2010年9月 1日
「第2回加藤先生の日本史授業・古代『謎の四世紀』」を開催しました。
ウェーブ産経の文化サロン「第2回加藤先生の日本史授業・古代『謎の四世紀』」が9月1日、大阪市北区梅田のブリーゼタワー内にある産経新聞梅田オフィスで行われ、会員45人が元帝塚山学院大学文学部講師で高・大連携室長の加藤正彦さんの〝ミステリー講話〟に耳を傾けました。
加藤さんは、「歴史については記録よりも記憶を伝えよと言われています。謎の四世紀というタイトルですが、西暦300年代の日本列島は中国サイドの資料や文献には全く書かれていません。しかし、その時代の様子を伝えるいくつかの資料が残っています。一つは巨大な一枚の自然の石に1802字?が書かれている高句麗広開土王碑。もう一つが奈良県天理市の石上神宮(いそのかみじんぐう)のご神体になっている7つの刀、刃先を持つ七支刀に刻み込まれた約60文字です」と説明。中国吉林省集安にある高句麗広開土王碑について、「碑文は鴨緑江の中流の田んぼの中に西暦400年代からずっと立っていたそうです。しかし、四面はコケだらけ…。新王朝時代の末期に、農民が何か文字が書かれていることを見つけ、コケなどを焼いたら文字が出来たといいます。

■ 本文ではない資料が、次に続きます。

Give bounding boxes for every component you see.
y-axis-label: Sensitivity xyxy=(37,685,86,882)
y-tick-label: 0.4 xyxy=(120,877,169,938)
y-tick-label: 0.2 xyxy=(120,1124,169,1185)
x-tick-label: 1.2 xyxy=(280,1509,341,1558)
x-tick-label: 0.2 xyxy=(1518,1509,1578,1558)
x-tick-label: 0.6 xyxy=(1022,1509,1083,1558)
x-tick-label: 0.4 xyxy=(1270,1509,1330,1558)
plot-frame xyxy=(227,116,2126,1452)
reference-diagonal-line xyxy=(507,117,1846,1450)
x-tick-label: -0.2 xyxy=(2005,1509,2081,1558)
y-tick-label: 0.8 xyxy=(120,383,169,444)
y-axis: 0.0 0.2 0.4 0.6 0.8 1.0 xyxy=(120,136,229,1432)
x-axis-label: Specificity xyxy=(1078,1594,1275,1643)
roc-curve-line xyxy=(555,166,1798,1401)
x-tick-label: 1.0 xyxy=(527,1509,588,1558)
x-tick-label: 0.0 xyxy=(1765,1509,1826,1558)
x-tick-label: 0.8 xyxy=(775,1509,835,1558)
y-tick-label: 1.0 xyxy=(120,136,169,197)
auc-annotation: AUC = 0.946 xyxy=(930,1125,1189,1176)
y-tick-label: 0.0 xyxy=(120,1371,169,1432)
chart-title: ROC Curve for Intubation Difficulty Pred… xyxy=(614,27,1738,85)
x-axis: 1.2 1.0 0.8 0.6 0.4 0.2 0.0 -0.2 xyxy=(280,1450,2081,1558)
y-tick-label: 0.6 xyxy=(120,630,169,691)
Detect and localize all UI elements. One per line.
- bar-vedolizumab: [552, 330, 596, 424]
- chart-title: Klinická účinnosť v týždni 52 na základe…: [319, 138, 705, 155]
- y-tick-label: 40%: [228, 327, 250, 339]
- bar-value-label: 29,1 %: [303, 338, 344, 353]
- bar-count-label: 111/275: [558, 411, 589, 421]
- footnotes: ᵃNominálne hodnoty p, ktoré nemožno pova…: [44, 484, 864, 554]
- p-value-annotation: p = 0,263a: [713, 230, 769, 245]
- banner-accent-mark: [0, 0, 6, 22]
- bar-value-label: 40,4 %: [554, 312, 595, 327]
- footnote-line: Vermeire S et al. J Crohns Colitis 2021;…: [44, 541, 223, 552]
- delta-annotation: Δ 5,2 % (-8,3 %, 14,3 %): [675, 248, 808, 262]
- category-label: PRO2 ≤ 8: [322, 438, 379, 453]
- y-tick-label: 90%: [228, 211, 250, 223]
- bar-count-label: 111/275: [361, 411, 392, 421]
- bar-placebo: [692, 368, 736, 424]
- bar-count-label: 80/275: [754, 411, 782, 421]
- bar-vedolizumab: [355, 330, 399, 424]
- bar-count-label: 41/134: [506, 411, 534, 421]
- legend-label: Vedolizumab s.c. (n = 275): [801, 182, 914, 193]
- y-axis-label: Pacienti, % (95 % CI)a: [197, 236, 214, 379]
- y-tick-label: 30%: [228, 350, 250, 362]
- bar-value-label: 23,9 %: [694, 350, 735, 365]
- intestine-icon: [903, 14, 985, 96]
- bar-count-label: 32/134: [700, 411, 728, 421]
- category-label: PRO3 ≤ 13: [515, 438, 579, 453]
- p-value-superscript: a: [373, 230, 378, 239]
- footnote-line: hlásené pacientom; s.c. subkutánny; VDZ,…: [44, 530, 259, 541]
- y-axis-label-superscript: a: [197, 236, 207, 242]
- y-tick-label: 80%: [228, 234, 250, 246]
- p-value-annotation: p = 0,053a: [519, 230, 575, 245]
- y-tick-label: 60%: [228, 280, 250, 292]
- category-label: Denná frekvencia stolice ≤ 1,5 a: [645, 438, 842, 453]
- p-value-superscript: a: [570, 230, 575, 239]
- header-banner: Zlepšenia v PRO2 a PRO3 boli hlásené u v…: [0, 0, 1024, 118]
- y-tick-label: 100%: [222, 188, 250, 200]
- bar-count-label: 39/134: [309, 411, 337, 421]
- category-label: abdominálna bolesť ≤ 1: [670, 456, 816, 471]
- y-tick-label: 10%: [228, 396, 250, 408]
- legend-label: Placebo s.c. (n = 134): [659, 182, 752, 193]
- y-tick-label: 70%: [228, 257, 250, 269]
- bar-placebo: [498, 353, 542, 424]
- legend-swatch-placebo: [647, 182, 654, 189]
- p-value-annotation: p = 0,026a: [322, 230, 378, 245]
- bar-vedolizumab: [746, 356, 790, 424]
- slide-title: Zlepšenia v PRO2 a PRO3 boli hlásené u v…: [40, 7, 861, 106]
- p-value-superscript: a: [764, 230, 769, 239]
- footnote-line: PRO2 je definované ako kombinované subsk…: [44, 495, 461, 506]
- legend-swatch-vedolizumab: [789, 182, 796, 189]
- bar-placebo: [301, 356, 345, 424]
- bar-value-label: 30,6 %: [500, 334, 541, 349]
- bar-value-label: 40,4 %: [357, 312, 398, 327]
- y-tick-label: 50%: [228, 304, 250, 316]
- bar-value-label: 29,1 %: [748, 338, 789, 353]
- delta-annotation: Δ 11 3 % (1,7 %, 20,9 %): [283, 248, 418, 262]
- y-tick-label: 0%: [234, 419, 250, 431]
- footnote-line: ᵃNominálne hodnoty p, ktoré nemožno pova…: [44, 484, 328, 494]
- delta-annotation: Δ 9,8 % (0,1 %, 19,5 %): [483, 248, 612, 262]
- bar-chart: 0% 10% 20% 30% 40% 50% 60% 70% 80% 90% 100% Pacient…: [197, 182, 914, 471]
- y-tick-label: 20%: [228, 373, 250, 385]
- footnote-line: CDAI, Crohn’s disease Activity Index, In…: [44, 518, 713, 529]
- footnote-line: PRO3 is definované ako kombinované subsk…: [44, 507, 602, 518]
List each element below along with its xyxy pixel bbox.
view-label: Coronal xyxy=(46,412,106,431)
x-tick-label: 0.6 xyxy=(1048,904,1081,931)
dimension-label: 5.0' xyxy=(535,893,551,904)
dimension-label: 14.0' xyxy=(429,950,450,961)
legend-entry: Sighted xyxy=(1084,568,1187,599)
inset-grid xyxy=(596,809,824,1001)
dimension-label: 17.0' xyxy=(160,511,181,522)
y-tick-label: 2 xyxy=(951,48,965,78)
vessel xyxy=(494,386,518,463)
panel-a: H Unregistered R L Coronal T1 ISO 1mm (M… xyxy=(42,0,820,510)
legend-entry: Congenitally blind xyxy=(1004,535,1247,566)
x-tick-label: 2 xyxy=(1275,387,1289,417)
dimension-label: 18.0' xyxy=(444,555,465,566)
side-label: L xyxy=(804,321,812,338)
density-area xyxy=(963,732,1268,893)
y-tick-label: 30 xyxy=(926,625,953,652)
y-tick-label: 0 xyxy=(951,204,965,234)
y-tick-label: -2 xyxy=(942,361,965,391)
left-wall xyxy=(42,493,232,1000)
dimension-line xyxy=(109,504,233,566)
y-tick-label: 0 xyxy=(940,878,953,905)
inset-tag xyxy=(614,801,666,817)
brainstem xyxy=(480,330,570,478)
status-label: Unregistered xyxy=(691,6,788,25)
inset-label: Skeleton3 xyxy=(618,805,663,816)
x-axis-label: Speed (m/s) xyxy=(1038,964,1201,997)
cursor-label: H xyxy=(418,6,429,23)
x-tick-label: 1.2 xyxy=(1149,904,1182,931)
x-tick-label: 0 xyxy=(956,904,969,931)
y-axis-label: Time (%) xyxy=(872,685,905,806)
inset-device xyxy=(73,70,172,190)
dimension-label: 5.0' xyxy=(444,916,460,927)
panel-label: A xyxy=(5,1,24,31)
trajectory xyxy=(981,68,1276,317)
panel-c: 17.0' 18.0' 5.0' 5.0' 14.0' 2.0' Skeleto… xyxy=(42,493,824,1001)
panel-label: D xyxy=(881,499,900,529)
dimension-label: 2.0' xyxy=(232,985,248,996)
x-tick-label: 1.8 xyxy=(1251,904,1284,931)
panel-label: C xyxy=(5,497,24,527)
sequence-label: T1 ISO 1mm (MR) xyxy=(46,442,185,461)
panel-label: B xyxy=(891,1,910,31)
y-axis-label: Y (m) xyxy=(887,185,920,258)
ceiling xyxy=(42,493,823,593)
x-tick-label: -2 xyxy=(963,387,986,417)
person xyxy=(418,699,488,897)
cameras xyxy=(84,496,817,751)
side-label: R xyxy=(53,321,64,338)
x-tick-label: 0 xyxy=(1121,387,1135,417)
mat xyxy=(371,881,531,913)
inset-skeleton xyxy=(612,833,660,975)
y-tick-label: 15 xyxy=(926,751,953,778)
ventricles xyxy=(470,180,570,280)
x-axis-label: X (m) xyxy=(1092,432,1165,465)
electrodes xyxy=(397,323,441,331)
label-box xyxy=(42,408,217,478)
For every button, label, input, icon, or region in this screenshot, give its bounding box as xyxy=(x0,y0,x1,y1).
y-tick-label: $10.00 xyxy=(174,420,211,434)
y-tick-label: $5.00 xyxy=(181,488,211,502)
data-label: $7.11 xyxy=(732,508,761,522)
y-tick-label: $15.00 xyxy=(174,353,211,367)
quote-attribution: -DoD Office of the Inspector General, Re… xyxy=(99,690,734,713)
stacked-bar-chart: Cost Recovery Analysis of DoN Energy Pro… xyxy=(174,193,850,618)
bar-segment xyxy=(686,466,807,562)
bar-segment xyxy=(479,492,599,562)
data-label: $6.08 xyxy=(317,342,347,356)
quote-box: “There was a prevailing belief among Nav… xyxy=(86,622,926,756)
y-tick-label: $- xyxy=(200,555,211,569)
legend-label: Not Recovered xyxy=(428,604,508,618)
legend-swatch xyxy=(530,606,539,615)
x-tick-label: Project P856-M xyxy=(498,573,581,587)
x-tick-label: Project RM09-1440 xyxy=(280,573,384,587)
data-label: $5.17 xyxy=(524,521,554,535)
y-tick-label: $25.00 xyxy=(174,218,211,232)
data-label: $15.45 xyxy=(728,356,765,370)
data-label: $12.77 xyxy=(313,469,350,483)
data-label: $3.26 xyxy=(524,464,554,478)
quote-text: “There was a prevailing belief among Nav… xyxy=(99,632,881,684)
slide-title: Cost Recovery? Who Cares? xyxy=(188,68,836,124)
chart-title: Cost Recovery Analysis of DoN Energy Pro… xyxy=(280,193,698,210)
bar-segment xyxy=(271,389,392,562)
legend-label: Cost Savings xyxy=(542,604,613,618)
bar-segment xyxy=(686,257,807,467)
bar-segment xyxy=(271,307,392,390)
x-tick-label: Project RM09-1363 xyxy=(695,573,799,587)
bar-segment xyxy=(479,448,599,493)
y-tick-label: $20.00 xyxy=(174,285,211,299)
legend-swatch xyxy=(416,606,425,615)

明治時代、日本陸軍の酒匂景信が拓本にして持ち帰り、何が書かれているのかを調べました。石碑ですが、高さ6メートル20センチで、レプリカが大阪経済法科大学(八尾市)の前にあります。文字も本物と一緒です」と説明。「碑文を改ざんしたという説は、日本人学者から否定されているが、問題提起した点に学者も耳を傾けている」と解説しました。
高句麗広開土王碑に刻み込まれている2文字が欠けて全く読み取れないことについて加藤さんは、「日本は『任那』、韓国では『招倭』と解釈する一方、北朝鮮の学者は、高句麗が海を渡って百済を破り、高句麗の同盟軍であった新羅をも破った、という見方もしています。1800字前後の文字をどう解釈するか?これが実に面白く、謎の四世紀を解き明かす1つの資料になっています」と話したほか、七支刀について、「百済と日本は対等で、百済の王様が友好連帯の証として七支刀を倭に送ったという説が韓国では大勢を占めています」などと解説しました。